Many factors have contributed, but three especially. First, neoclassical economists have as a group deluded themselves into believing that all you need for an exact science is mathematics, and never mind about whether the symbols used refer quantitatively to the real world. What began as an indulgence became an addiction, leading to a collective fantasy of scientific achievement where in most cases none exists. To preserve their illusions, neoclassical economists have found it increasingly necessary to isolate themselves from non-believers.

Second, as Joseph Stiglitz has observed, economics has suffered “a triumph of ideology over science”.1 Instead of regarding their theory as a tool in the pursuit of knowledge, neoclassical economists have made it the required viewpoint from which, at all times and in all places, to look at all economic phenomena. This is the position of neoliberalism.
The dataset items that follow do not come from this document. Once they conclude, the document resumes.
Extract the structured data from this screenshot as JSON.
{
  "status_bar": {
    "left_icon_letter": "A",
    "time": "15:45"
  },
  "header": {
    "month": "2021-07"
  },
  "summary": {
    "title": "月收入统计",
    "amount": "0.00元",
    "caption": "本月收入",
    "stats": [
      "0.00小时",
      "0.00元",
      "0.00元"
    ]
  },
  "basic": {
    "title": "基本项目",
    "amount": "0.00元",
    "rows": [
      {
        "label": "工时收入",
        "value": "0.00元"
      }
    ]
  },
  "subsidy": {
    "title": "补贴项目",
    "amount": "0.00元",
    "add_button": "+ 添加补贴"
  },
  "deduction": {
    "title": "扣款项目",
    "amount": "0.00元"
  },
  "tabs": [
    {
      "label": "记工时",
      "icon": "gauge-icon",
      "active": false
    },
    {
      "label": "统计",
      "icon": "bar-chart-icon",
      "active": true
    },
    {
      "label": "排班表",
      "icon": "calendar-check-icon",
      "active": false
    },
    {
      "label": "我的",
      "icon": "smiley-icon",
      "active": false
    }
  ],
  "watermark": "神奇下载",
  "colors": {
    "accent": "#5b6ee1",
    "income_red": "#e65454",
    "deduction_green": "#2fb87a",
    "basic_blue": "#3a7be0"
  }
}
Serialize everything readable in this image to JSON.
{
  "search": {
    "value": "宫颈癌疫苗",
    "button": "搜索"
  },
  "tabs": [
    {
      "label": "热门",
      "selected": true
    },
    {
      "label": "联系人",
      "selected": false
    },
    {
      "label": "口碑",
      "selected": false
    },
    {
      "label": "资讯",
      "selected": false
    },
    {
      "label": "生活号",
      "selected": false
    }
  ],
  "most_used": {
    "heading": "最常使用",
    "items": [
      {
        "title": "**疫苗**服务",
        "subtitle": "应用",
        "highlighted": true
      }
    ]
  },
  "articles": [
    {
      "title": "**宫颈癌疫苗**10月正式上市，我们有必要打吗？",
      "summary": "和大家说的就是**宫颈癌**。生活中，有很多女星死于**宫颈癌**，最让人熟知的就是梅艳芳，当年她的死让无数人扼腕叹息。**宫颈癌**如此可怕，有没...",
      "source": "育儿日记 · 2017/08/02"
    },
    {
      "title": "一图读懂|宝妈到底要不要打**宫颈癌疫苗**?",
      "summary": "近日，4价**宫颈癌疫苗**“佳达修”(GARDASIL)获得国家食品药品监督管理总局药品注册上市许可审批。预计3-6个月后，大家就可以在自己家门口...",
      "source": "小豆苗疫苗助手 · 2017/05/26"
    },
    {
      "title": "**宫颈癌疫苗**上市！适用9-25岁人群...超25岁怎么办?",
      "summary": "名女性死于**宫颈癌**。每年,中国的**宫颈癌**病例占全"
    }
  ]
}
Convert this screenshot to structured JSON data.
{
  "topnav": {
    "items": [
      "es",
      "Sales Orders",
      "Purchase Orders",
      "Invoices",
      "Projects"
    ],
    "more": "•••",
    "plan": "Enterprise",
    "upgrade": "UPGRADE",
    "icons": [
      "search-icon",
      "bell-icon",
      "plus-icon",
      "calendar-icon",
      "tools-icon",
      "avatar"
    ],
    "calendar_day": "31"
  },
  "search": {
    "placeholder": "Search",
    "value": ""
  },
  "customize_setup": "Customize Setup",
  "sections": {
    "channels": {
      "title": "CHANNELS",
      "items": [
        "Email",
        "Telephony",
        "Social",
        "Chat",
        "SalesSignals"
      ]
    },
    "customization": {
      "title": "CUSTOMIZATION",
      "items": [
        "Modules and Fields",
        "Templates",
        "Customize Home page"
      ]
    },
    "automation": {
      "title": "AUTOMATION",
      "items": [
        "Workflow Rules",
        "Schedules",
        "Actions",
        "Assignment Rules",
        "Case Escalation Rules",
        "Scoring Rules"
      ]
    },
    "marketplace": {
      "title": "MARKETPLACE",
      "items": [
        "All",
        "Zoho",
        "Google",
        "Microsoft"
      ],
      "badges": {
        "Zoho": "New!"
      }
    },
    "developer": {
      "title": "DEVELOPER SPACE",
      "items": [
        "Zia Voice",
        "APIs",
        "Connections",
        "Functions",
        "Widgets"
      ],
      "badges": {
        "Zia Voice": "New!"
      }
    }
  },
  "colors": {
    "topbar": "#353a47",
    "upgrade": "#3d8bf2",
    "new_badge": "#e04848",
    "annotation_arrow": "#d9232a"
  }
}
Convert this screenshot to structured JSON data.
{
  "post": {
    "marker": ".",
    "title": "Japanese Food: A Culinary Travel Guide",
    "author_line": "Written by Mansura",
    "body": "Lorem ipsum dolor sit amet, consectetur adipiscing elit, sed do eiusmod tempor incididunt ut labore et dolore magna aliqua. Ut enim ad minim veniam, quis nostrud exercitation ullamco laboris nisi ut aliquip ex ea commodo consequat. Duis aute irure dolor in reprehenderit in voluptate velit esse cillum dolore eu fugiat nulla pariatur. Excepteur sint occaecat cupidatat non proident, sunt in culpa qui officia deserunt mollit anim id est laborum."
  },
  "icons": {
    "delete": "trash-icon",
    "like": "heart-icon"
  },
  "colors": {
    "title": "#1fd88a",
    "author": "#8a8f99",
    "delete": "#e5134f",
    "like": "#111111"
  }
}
Third, today’s economies, including the societies in which they are embedded, are very different from those of the 19th century for which neoclassical economics was invented to describe. These differences become more pronounced every decade as new aspects of economic reality emerge, for example, consumer societies, corporate globalization, economic induced environmental disasters and impending ecological ones, the accelerating gap between the rich and poor, and the movement for equal-opportunity economies. Consequently neoclassical economics sheds light on an ever-smaller proportion of economic reality, leaving more and more of it in the dark for students permitted only the neoclassical viewpoint. This makes the neoclassical monopoly more outrageous and costly every year, requiring of it ever more desperate measures of defense, like eliminating economic history and history of economics from the curriculum.

But eventually reality overtakes time-warp worlds like mainstream economics and the Soviet Union. The moment and place of the tipping point, however, nearly always takes people by surprise. In June

Posted by: Stormy Monday | Jan 17, 2007 6:21:13 AM

Yes; thank you for reminding me, Steve and Reason are right in that while systematic economic risk declined since 1980 there is ample reason to argue that individual risk has increased. I should not fail to point this out directly, and was indirectly pointing this out in stressing the need to spend on social benefit programs in the early 1980s, no matter the deficit. This was precisely why I defended the budget policy of the Democratic Congress. Budget policy in 1980 and 1981 and 1982, was completely warranted in protecting social benefit programs and stimulating the economy.

Posted by: anne | Jan 17, 2007 7:05:18 AM

There is an element that I am a little surprised no one has touched upon: the importance of pure and simple change. Most humans are inherently wired against it. It is biochemical. Tasks and ways of doing things, once learned, are reinforced and facilitated physiologically. Learning IS challenging. Change IS uncomfortable and difficult and takes unusual impetus to overcome the inertia and comfort of repitition and the familiar. Yet innovation, evolution, competition, growth, and progress are all predicated upon change. Schumpeter understood this implicitly. And make no mistake: adversity is a prime motivator of change, and there are few substitutes save unusually rare and enlightened leadership which is in far shorter supply than adversity. Perhaps there are cultural elements inherent in say confucianist societies that make a "Toyota" more likely than an ossxified "GM".

But I am fascinated by how the Germans and Japanese (and other Northern Europeans) adapted to higher energy prices, and much stronger currencies, which reminds me of the old saw "What doesn't kill you makes you stronger".

Sheltering people and organizations from change, like parents who attempt to prevent their children from failing thereby removing the lessons [and most important benefits!] of failure, seems to me to encourage death by a thousand nicks, rather than the more progressive and dynamic society that most of us would dream and desire.